Projects
Jan 2020 - Aug 2021
End-to-End Hardware Accelerators for LSTM, CNN, and Attention
Role: Project leader
Built datasets and trained networks for static and dynamic hand gesture recognition as well as speech-word recognition.
Designed FPGA-based accelerators for neural networks and audio/image processing, then applied them in competition settings with top national rankings.
Jan 2023 - Jul 2024
Combining the Systolic Array and Vector Unit
Role: Project leader
Investigated hybrid architectures that combine the strengths of vector-style programmability with systolic-array efficiency.
This line of work led to two DAC 2025 paper submissions.
Jan 2024 - Jun 2024
Heterogeneous SoC Compiler Based on MLIR
Role: Main participant, ranked second
Converted diverse tensor operators into matrix multiplication through tensor contraction and built an MLIR-based compilation chain.

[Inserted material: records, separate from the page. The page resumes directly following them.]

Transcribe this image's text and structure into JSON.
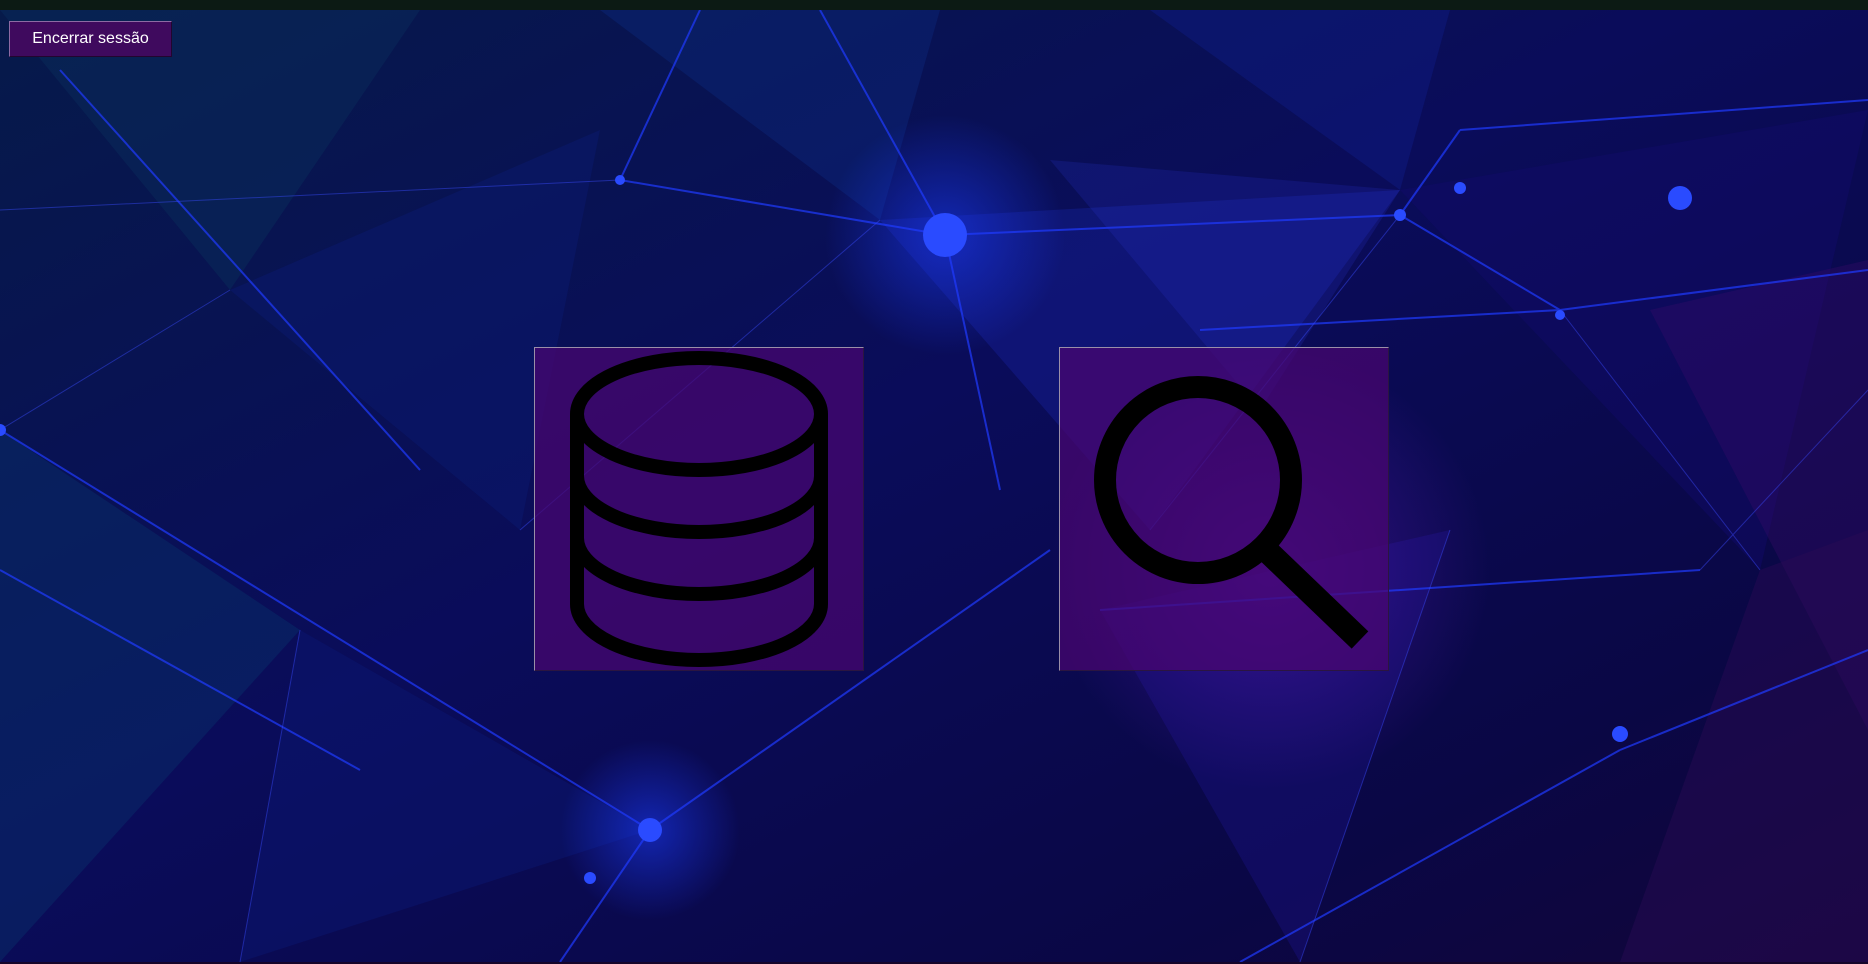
{
  "header": {
    "logout_label": "Encerrar sessão"
  },
  "tiles": [
    {
      "icon": "database-icon"
    },
    {
      "icon": "search-icon"
    }
  ],
  "colors": {
    "button_bg": "#3f0a5e",
    "tile_bg": "#4a0670",
    "icon_stroke": "#000000",
    "background_base": "#0a0826",
    "network_lines": "#1f2cff"
  }
}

The compiler can schedule kernels to different accelerators to improve multithreaded performance and utilization.
Mar 2024 - Present
Tensor Train Full-Process Accelerator for LLMs
Role: Project leader
Explores Tensor Train decomposition for large language models and reuses previous systolic-array experience to design a dedicated accelerator.
The target architecture accelerates decomposition while supporting vector-matrix multiplication during LLM decoding.
Apr 2024 - Present
Analysis Framework for the Generality of ML Accelerators
Role: Project leader
Studies how spatial architectures such as systolic arrays and Eyeriss-like designs behave across broader operator spaces.
The goal is a tensor-algebra-based framework that identifies effective hardware configurations for arbitrary tensor operator ranges.